Heavy number crunching generating some data for display may be far
from the one displaying the data.

[sensor input | storage] => [computation} <=> [display/user input]

> Before you bite my head off for that question, I'm not suggesting that there's
> no value in taking data from somewhere on a network and using it on a local
> machine.
...
> So before getting off into graphics APIs I think that it would be interesting
> to hash this out.

Indeed.
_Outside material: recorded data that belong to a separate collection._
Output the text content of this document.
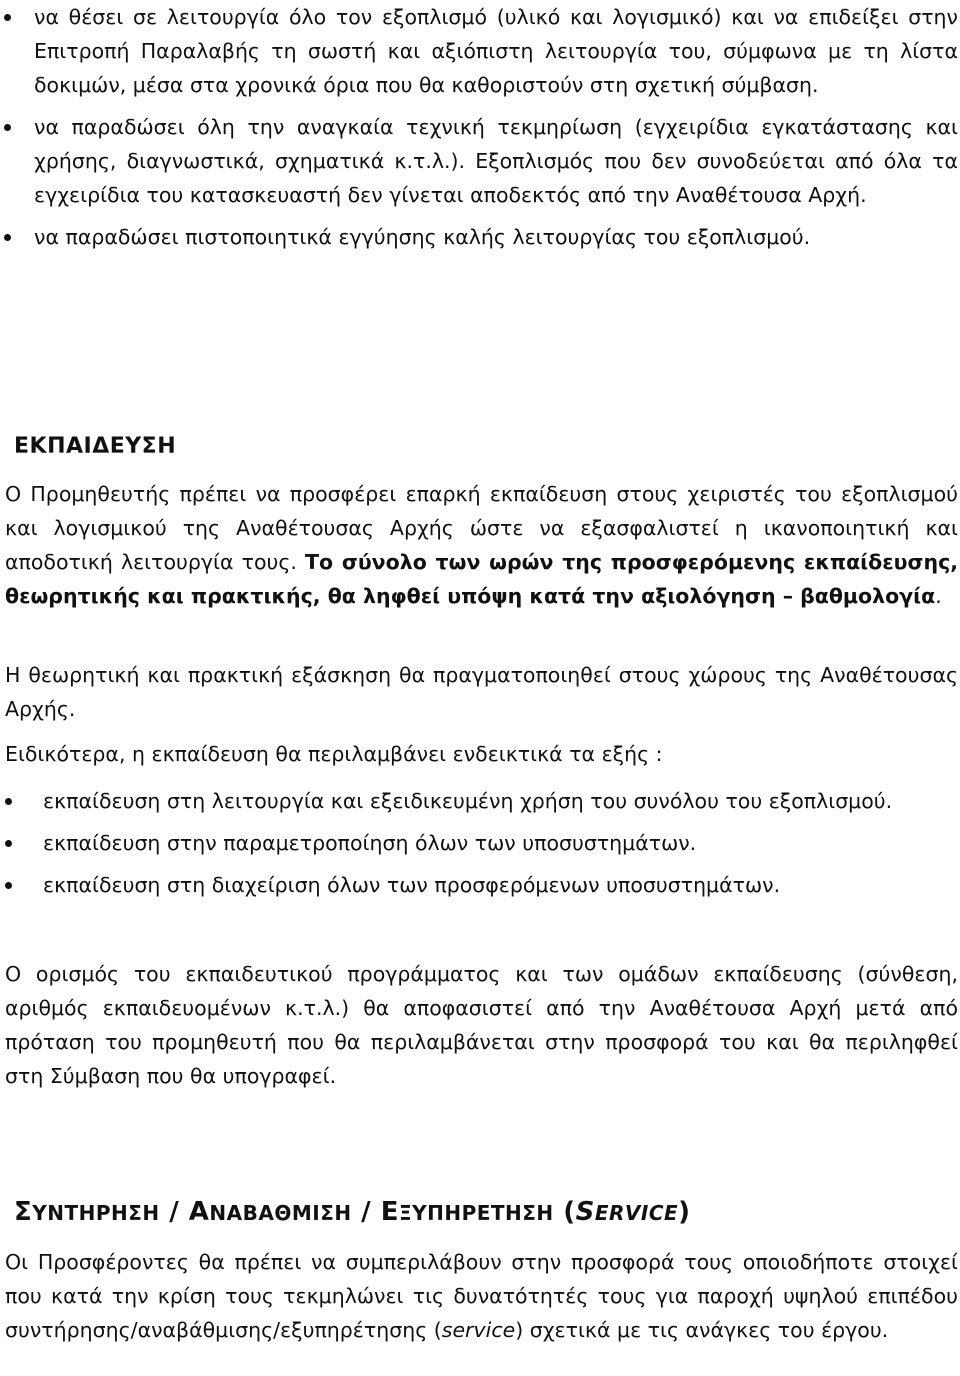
να θέσει σε λειτουργία όλο τον εξοπλισμό (υλικό και λογισμικό) και να επιδείξει στην Επιτροπή Παραλαβής τη σωστή και αξιόπιστη λειτουργία του, σύμφωνα με τη λίστα δοκιμών, μέσα στα χρονικά όρια που θα καθοριστούν στη σχετική σύμβαση.
να παραδώσει όλη την αναγκαία τεχνική τεκμηρίωση (εγχειρίδια εγκατάστασης και χρήσης, διαγνωστικά, σχηματικά κ.τ.λ.). Εξοπλισμός που δεν συνοδεύεται από όλα τα εγχειρίδια του κατασκευαστή δεν γίνεται αποδεκτός από την Αναθέτουσα Αρχή.
να παραδώσει πιστοποιητικά εγγύησης καλής λειτουργίας του εξοπλισμού.
ΕΚΠΑΙΔΕΥΣΗ

Ο Προμηθευτής πρέπει να προσφέρει επαρκή εκπαίδευση στους χειριστές του εξοπλισμού και λογισμικού της Αναθέτουσας Αρχής ώστε να εξασφαλιστεί η ικανοποιητική και αποδοτική λειτουργία τους. Το σύνολο των ωρών της προσφερόμενης εκπαίδευσης, θεωρητικής και πρακτικής, θα ληφθεί υπόψη κατά την αξιολόγηση – βαθμολογία.

Η θεωρητική και πρακτική εξάσκηση θα πραγματοποιηθεί στους χώρους της Αναθέτουσας Αρχής.

Ειδικότερα, η εκπαίδευση θα περιλαμβάνει ενδεικτικά τα εξής :

εκπαίδευση στη λειτουργία και εξειδικευμένη χρήση του συνόλου του εξοπλισμού.
εκπαίδευση στην παραμετροποίηση όλων των υποσυστημάτων.
εκπαίδευση στη διαχείριση όλων των προσφερόμενων υποσυστημάτων.

Ο ορισμός του εκπαιδευτικού προγράμματος και των ομάδων εκπαίδευσης (σύνθεση, αριθμός εκπαιδευομένων κ.τ.λ.) θα αποφασιστεί από την Αναθέτουσα Αρχή μετά από πρόταση του προμηθευτή που θα περιλαμβάνεται στην προσφορά του και θα περιληφθεί στη Σύμβαση που θα υπογραφεί.

ΣΥΝΤΗΡΗΣΗ / ΑΝΑΒΑΘΜΙΣΗ / ΕΞΥΠΗΡΕΤΗΣΗ (SERVICE)

Οι Προσφέροντες θα πρέπει να συμπεριλάβουν στην προσφορά τους οποιοδήποτε στοιχεί που κατά την κρίση τους τεκμηλώνει τις δυνατότητές τους για παροχή υψηλού επιπέδου συντήρησης/αναβάθμισης/εξυπηρέτησης (service) σχετικά με τις ανάγκες του έργου.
The question really is where in the pipeline from gobs 
of raw data to number crunching transformations to display
does the network split lie.  In a sense we already have a
split (GPU vs CPU) but it is highly specialized.
 
Camera, mouse, graphics tablet, keyboard, other sensor inputs 
will be (or should be) near the display but may be processed far
away in an application specific manner.
 
I suspect here too we may go through Sutherland's wheel of 
reincarnation.  We can offload more GUI processing in the
server but as GUI becomes more sophisticated (or complicated),
it will feel slow.
 
I can envision using a RaspberryPi as a "graphics processor"
but we still need a protocol between the 'Pi and the
"backend". If done right, I wouldn't want to touch the innards
of the s/w running on the 'Pi when writing a game or something
needing visualization.

> BTW, one of the best things about NeWS was the fact that with a reasonable set
> of conventions the user interface personality could live in the server and be
> applied to all applications.  Contrast that with X where each application links
> in a UI library, and if your screen looks anything like mine there isn't a lot
> of consistency because different applications use different libraries.